Sep 19, 2021
Maintaining healthy joints is critical to making the most of life after 60. Unfortunately, no matter how gracefully they age, few people are immune to joint aches and pains. There are over 100 different types of arthritis that can cause pain, swelling, stiffness, and restricted movement.
Arthritis literally means “joint inflammation.” The most common is osteoarthritis (OA), with one in every two people over the age of 60 showing X-ray evidence of the condition. It is an active process in which the cartilage protecting the bone ends weakens and flakes away, and is often referred to as ‘wear and tear.’
This allows synovial fluid, the joint’s “oil,” to leak into the underlying bone, resulting in mild inflammation. As a result of the swelling, the joint space narrows. The bone ends may eventually rub together, causing increased pain, stiffness, and deformity.
The second most common type of arthritis is rheumatoid arthritis (RA). This is an autoimmune disorder in which immune cells attack the synovial membrane that lines certain joints, particularly the wrists, hands, and feet. Inflammation gradually spreads to other tissues, causing vision problems, weight loss, fever, and exhaustion. Here are some things you can do to reduce the severity of arthritis.
Regardless of the type of arthritis you have, try to lose any excess weight. The overall force across your knees when walking or standing increases by two to three pounds for every extra pound of fat you carry. Carrying 10 pounds of extra fat increases the force on your knees by up to 30 pounds. Excess fat, particularly around your midsection, secretes substances that increase inflammation and can aggravate pain and stiffness.
Joints benefit from the same nutritious diet as your heart and brain. So eat plenty of fresh fruits and vegetables, nuts and seeds, wholegrains, and oily fish. Salmon, fresh tuna, mackerel, herrings, sardines, and pilchards are all examples. It is also critical to consume enough fluid to keep the joints hydrated.
If you have RA, a plant-based diet can help you reduce the number of tender and swollen joints, pain, morning stiffness, and grip strength. Vitamin D intake appears to be important as well.
Regular exercise helps to strengthen muscles and keep joints mobile. If your joints are in pain, non-weight bearing exercises like cycling and swimming are preferable to walking. Hydrotherapy, which involves exercising in a warm, deep pool, produces excellent results. Tai Chi can also help older people with knee osteoarthritis reduce pain and stiffness. A physiotherapist can recommend exercises that you can do at home. Exercise-related pain can also be alleviated with the use of hot or cold packs.
Topical treatments that penetrate the skin to relieve pain in underlying joints are at least as effective as oral pain relievers and carry a lower risk of side effects. In my experience, the most effective are glucosamine gels, celedrin creams, comfrey ointments, green-lipped mussel gels, and Voltarol gel.

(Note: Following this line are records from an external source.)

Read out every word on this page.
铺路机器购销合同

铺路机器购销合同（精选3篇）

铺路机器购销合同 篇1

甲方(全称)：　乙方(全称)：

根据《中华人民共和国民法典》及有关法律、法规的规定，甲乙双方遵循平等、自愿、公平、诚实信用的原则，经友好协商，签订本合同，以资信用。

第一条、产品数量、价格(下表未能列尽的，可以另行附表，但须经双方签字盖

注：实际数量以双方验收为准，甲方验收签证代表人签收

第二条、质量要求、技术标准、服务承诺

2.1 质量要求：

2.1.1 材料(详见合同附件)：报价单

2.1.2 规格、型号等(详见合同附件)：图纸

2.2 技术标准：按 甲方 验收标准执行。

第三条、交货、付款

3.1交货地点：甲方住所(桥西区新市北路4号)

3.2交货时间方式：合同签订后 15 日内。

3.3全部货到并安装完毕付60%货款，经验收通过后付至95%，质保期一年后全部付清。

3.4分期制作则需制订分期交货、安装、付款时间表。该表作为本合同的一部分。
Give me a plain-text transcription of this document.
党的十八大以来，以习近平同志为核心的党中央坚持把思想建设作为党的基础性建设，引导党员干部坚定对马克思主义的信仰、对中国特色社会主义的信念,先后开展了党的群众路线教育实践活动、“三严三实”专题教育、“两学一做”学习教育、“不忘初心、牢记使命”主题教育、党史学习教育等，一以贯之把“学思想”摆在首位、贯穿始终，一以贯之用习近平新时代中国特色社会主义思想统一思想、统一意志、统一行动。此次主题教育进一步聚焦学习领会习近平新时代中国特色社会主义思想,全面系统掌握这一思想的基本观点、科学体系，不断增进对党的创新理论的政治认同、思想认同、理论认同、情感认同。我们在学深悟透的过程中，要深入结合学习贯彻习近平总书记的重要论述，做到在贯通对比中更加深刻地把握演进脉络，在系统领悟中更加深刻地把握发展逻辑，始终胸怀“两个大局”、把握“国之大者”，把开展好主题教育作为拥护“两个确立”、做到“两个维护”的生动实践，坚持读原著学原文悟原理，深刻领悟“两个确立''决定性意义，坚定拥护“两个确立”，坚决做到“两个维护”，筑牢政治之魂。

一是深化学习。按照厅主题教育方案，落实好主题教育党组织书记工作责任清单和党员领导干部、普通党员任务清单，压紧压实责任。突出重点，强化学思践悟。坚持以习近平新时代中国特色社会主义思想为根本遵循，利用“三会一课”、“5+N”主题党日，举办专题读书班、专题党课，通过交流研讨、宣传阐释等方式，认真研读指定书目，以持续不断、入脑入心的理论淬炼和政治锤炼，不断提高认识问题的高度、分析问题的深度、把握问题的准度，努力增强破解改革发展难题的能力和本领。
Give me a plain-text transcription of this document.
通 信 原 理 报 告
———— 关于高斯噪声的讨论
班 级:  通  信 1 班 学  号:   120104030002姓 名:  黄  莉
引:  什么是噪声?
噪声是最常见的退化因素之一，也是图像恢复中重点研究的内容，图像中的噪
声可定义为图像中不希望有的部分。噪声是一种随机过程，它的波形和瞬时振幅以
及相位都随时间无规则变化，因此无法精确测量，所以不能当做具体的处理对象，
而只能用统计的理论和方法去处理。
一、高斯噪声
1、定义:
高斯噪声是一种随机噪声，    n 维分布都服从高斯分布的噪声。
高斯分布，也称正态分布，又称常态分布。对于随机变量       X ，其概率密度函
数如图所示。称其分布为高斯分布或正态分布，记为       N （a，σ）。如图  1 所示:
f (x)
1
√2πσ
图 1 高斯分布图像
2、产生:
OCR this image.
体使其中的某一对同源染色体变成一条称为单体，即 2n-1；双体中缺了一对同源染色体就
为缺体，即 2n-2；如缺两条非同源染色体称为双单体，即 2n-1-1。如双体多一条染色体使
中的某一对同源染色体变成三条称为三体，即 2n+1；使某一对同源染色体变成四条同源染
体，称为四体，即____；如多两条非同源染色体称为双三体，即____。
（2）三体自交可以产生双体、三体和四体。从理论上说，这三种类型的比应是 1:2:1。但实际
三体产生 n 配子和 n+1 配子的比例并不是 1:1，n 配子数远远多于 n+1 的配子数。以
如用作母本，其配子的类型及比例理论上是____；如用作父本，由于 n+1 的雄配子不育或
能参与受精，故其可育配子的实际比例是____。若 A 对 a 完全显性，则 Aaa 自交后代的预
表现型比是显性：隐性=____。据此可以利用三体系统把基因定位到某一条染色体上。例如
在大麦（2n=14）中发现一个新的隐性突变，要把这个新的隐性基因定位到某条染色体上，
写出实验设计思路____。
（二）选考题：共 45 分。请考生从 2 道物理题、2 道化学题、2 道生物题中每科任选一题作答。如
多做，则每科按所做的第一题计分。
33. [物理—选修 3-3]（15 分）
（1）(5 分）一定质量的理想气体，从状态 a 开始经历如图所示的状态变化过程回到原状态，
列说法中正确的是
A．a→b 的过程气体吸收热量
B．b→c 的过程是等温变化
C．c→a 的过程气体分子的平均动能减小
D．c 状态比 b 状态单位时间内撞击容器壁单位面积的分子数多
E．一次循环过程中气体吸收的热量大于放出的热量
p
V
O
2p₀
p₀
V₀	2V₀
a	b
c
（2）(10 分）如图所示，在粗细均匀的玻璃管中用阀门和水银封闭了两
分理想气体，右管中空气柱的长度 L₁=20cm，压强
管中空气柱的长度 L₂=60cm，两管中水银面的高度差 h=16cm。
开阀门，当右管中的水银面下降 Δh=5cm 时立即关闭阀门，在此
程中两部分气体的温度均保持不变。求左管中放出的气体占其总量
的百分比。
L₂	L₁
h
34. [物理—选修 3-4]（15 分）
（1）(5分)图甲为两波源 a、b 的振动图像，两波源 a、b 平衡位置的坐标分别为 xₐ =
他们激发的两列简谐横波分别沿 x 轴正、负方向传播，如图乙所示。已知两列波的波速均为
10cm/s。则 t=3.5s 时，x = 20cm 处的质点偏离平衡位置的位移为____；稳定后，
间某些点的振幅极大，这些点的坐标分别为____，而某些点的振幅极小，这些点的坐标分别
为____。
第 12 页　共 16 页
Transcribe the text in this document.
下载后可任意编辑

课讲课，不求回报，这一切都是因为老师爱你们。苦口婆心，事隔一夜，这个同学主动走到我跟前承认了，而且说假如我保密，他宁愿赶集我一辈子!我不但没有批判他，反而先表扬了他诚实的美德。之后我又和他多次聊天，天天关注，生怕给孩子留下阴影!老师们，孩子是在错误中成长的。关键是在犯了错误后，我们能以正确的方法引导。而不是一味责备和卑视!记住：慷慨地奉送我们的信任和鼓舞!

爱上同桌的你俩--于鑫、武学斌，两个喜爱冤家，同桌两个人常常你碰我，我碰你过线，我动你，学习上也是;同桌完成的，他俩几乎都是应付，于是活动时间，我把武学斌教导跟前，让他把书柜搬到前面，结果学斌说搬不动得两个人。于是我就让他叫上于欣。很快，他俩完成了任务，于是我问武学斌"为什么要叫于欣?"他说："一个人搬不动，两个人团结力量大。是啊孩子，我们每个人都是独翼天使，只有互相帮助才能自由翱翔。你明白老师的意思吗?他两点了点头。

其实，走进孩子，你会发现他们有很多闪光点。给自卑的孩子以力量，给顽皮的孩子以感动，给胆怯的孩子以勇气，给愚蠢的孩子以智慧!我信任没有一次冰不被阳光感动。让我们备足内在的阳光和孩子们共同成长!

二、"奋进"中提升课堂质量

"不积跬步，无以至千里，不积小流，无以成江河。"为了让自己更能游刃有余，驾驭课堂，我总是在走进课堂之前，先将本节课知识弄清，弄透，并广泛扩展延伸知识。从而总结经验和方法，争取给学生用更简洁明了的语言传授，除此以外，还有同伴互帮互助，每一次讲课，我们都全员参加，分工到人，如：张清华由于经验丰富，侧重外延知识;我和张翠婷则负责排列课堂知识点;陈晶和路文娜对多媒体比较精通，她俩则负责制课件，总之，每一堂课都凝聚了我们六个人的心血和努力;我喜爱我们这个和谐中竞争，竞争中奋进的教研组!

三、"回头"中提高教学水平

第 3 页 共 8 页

Different people react differently to anti-inflammatory supplements. The best advice is to give them two months before deciding whether you need to try something else.
Fish oils contain EPA and DHA, two long-chain omega-3 fatty acids that are converted in the body into substances that reduce inflammation, joint pain, and swelling. A number of studies have shown that they can reduce the need for prescribed painkillers in people with OS and RA. If you eat fish on a regular basis, a daily dose of 500mg to 1g is ideal. If you eat fish infrequently, higher doses are required for a good anti-inflammatory effect.
While glucosamine and chondroitin were once thought to simply act as building blocks for new cartilage and to make synovial fluid more cushioning, they are now known to reduce inflammation, suppress enzymes that breakdown cartilage, and act as biological signals to stimulate joint repair in osteoarthritis. Begin with 1500mg glucosamine per day and gradually increase to 1200mg chondroitin if glucosamine alone does not provide adequate relief.
Turmeric is an Ayurvedic medicine that is used to treat arthritis. A recent study involving over 360 people confirms that turmeric is as effective as prescribed anti-inflammatory drugs in reducing knee pain and stiffness, but with far fewer side effects.
Other supplements, such as Devil’s claw, MSM, and rose hip extracts, are available, but most people will notice a significant improvement from using a topical cream/gel and taking a fish oil supplement, along with glucosamine (with or without chondroitin) and/or turmeric. My knee twinges have gone away since I started taking turmeric!